Poster
 in 
Workshop: 3rd Workshop on Interpretable Machine Learning in Healthcare (IMLH)
                        
                    
                    Prospectors: Leveraging Short Contexts to Mine Salient Objects in High-dimensional Imagery
Gautam Machiraju · Arjun Desai · James Zou · Christopher Re · Parag Mallick
Keywords: [ foundation models ] [ Interpretable ML ] [ visual grounding ] [ Explainable AI ]

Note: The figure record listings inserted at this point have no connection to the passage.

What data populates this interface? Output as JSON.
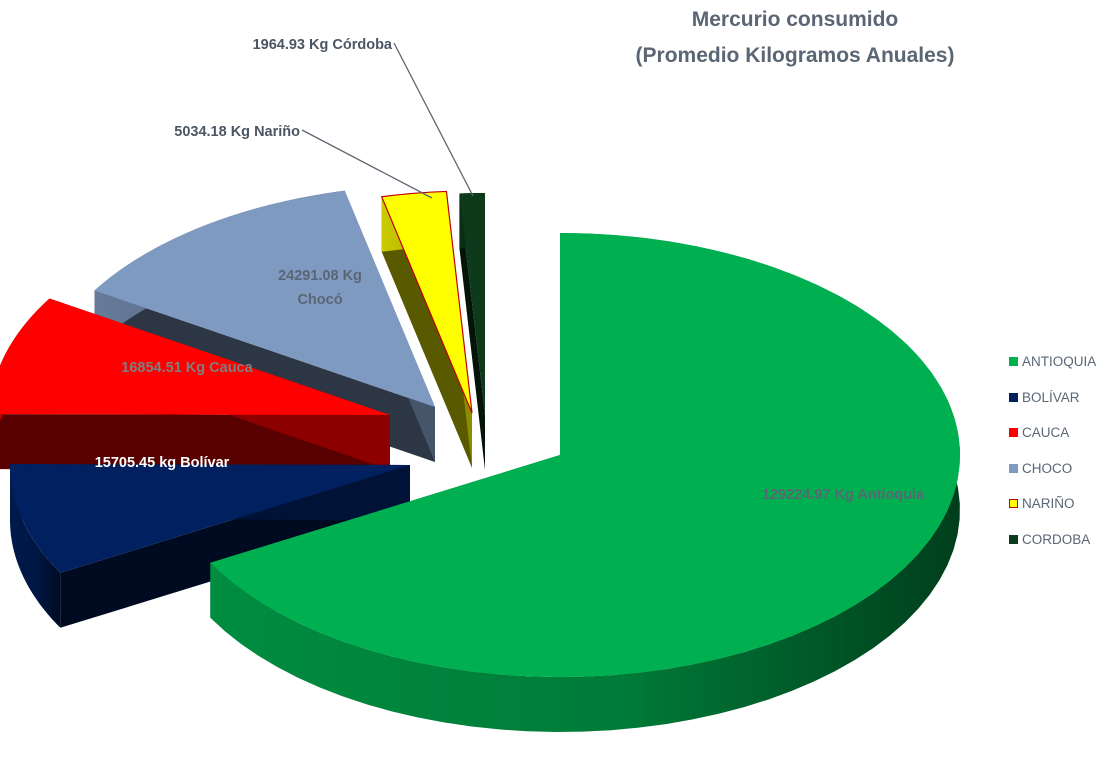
{
  "chart_data": {
    "type": "pie",
    "style": "3d-exploded",
    "title": [
      "Mercurio consumido",
      "(Promedio Kilogramos Anuales)"
    ],
    "legend_position": "right",
    "slices": [
      {
        "name": "ANTIOQUIA",
        "value": 129224.97,
        "label": "129224.97 Kg Antioquia",
        "color": "#00b050"
      },
      {
        "name": "BOLÍVAR",
        "value": 15705.45,
        "label": "15705.45 kg Bolívar",
        "color": "#002060"
      },
      {
        "name": "CAUCA",
        "value": 16854.51,
        "label": "16854.51 Kg Cauca",
        "color": "#ff0000"
      },
      {
        "name": "CHOCO",
        "value": 24291.08,
        "label": "24291.08 Kg Chocó",
        "color": "#7f9ac1"
      },
      {
        "name": "NARIÑO",
        "value": 5034.18,
        "label": "5034.18 Kg Nariño",
        "color": "#ffff00",
        "border": "#c00000"
      },
      {
        "name": "CORDOBA",
        "value": 1964.93,
        "label": "1964.93 Kg Córdoba",
        "color": "#0d3a1a"
      }
    ]
  }
}
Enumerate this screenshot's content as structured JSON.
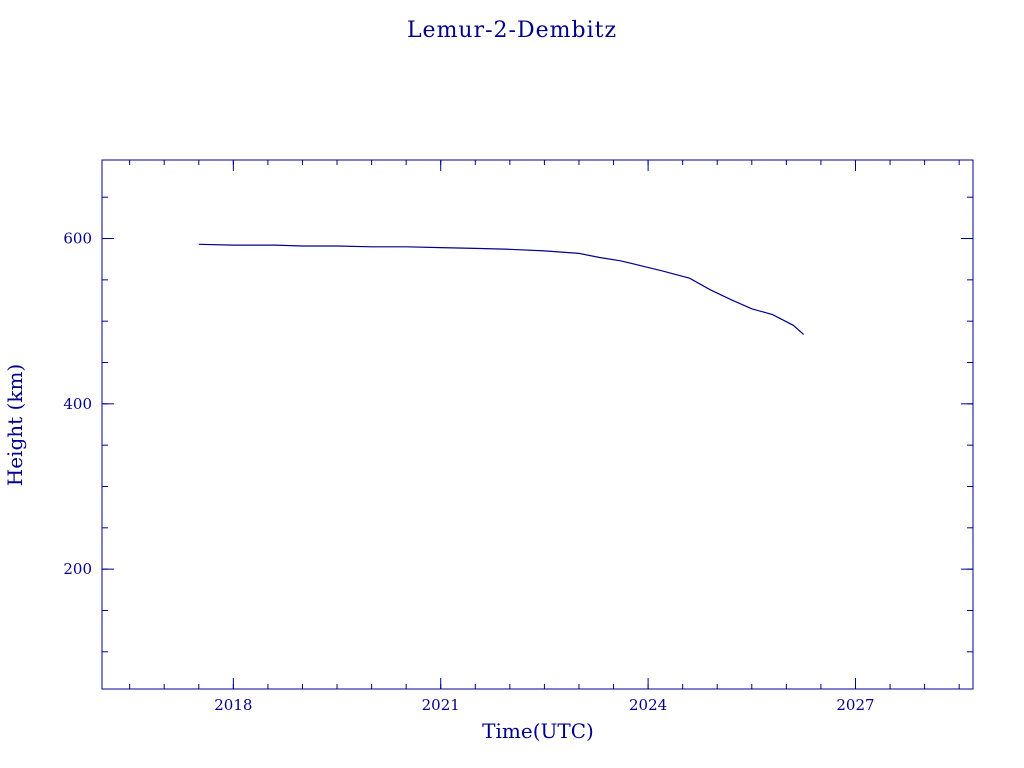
{
  "chart_data": {
    "type": "line",
    "title": "Lemur-2-Dembitz",
    "xlabel": "Time(UTC)",
    "ylabel": "Height (km)",
    "xlim": [
      2016.1,
      2028.7
    ],
    "ylim": [
      55,
      695
    ],
    "x_ticks": [
      2018,
      2021,
      2024,
      2027
    ],
    "y_ticks": [
      200,
      400,
      600
    ],
    "x_tick_labels": [
      "2018",
      "2021",
      "2024",
      "2027"
    ],
    "y_tick_labels": [
      "200",
      "400",
      "600"
    ],
    "x_minor_step": 0.5,
    "y_minor_step": 50,
    "grid": false,
    "color": "#00008b",
    "series": [
      {
        "x": [
          2017.5,
          2018.0,
          2018.6,
          2019.0,
          2019.5,
          2020.0,
          2020.5,
          2021.0,
          2021.5,
          2022.0,
          2022.5,
          2023.0,
          2023.3,
          2023.6,
          2023.9,
          2024.2,
          2024.6,
          2024.9,
          2025.2,
          2025.5,
          2025.8,
          2026.1,
          2026.25
        ],
        "y": [
          593,
          592,
          592,
          591,
          591,
          590,
          590,
          589,
          588,
          587,
          585,
          582,
          577,
          573,
          567,
          561,
          552,
          538,
          526,
          515,
          508,
          495,
          484
        ]
      }
    ]
  }
}
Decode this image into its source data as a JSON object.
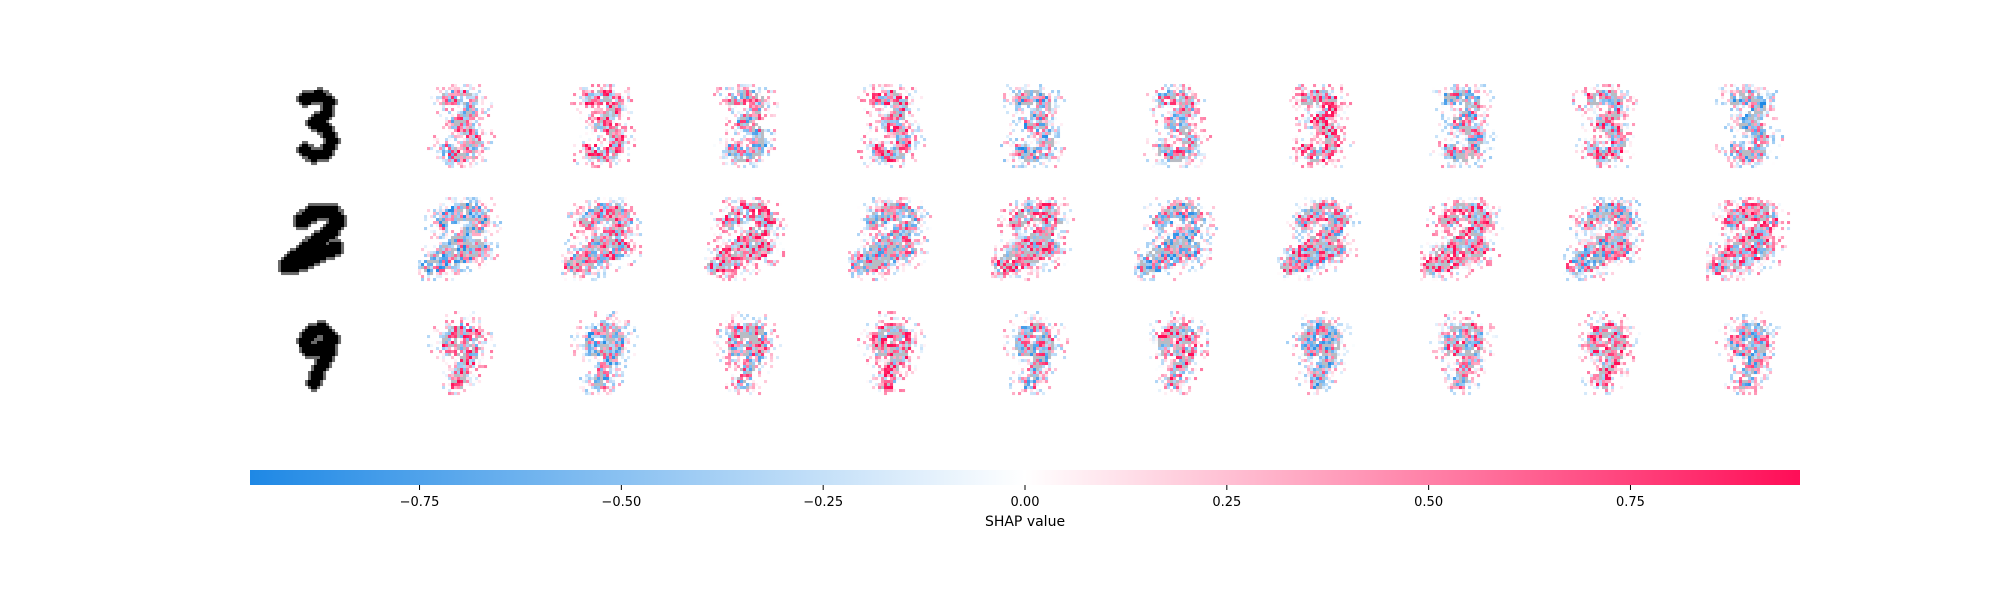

High-dimensional imagery consists of high-resolution information required for end-user decision-making. Due to computational constraints, current methods for image-level classification are designed to train with image chunks or down-sampled images rather than with the full high-resolution context. While these methods achieve impressive classification performance, they often lack visual grounding and, thus, the post hoc capability to identify class-specific, salient objects under weak supervision. In this work, we (1) propose a formalized evaluation framework to assess visual grounding in high-dimensional image applications. To present a challenging benchmark, we leverage a real-world segmentation dataset for post hoc mask evaluation. We use this framework to characterize visual grounding of various baseline methods across multiple encoder classes, exploring multiple supervision regimes and architectures (e.g. ResNet, ViT). Finally, we (2) present prospector heads: a novel class of adaptation architectures designed to improve visual grounding. Prospectors leverage chunk heterogeneity to identify salient objects over long ranges and can interface with any image encoder. We find that prospectors outperform baselines by upwards of +6 balanced accuracy points and +30 precision points in a gigapixel pathology setting. Through this experimentation, we also show how prospectors can enable many classes of encoders to identify salient objects without re-training and also demonstrate their improved performance against classical explanation techniques (e.g. Attention maps).